Malena se desespera com a atitude do filho. Sebastian corre atrás do menino pela rua escura. Como resultado da perseguição, um carro atropela o garoto, que é jogado alguns metros adiante. Diante dos gritos, o promotor ainda o socorre, o leva para o hospital, tenta ter e dar esperança. Porém, cinco dias depois ele morre na UTI vítima de traumatismo craniano.

A mesma coisa que quase tirou a vida de Susana.

Embora saiba que a morte do menino foi acidental, a culpa está impregnada em seu subconsciente. E isso o machuca, o castiga, o assombra. Na época, todos, com exceção de Malena e Valentina, o culparam. Depois, culparam a mãe por se relacionar com o homem que matou seu filho.

Mesmo precisando um do outro, eles precisaram se afastar por algumas semanas. Ele não pode nem comparecer ao funeral, nem consolar a amada, nem se explicar para sua futura família.

O motorista que atropelou Diego foi condenado à prisão. Além de não ter carteira de motorista, estava bêbado. E ainda fugiu sem prestar socorro.

Mas isso não foi o suficiente para Sebastian, que não tinha bebido, que socorreu o garoto e que longe do volante, ter se tornado, na boca de alguns, o grande culpado pela morte de uma criança indefesa.

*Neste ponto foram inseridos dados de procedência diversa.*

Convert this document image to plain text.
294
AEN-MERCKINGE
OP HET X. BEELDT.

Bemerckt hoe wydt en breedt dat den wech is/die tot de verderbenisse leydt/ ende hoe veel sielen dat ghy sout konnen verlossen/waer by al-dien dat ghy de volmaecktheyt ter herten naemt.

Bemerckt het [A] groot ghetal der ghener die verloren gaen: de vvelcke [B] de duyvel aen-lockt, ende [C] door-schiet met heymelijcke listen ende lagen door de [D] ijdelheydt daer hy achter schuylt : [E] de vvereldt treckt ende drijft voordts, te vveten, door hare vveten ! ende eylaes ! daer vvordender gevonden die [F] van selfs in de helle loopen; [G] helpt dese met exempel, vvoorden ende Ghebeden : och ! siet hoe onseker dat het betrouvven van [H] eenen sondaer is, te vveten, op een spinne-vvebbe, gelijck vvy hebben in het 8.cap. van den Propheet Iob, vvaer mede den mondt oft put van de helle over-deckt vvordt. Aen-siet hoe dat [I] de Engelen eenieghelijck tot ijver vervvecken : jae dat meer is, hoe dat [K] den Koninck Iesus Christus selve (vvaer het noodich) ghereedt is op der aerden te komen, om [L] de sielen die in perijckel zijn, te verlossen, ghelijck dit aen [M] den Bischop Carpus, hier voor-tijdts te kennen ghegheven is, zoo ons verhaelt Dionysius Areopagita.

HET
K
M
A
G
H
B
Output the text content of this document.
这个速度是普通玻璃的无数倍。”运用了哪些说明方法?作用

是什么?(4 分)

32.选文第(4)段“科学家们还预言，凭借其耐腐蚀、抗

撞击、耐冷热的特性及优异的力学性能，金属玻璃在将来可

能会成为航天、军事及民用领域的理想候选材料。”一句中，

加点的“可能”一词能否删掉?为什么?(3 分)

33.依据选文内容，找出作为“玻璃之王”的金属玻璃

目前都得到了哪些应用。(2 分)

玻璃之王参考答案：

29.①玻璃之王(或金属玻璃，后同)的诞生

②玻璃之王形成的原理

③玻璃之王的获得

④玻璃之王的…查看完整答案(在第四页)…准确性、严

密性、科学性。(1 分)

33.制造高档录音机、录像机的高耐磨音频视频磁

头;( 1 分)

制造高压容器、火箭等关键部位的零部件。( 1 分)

Anos depois, a ferida não cicatriza. Dias atrás, Micaela acusou o padrasto na porta da igreja de ter matado seu irmão. Tomás ainda não conseguiu entender o que aconteceu. Volta e meia, influenciado pelo que ouve, pergunta se Sebastian matou seu irmão. Hernandez até hoje o condena. “Bom dia, assassino”. “Alô, o assassino está aí”. “Sua mãe me trocou por um assassino”.

Naquela cela fria, ele olha para as suas mãos e vê sangue. O sangue das crianças.

Ao seu redor, enxerga tanto Susana quanto Diego caídos, machucados, agonizantes, mortos, revoltados e pedindo ajuda.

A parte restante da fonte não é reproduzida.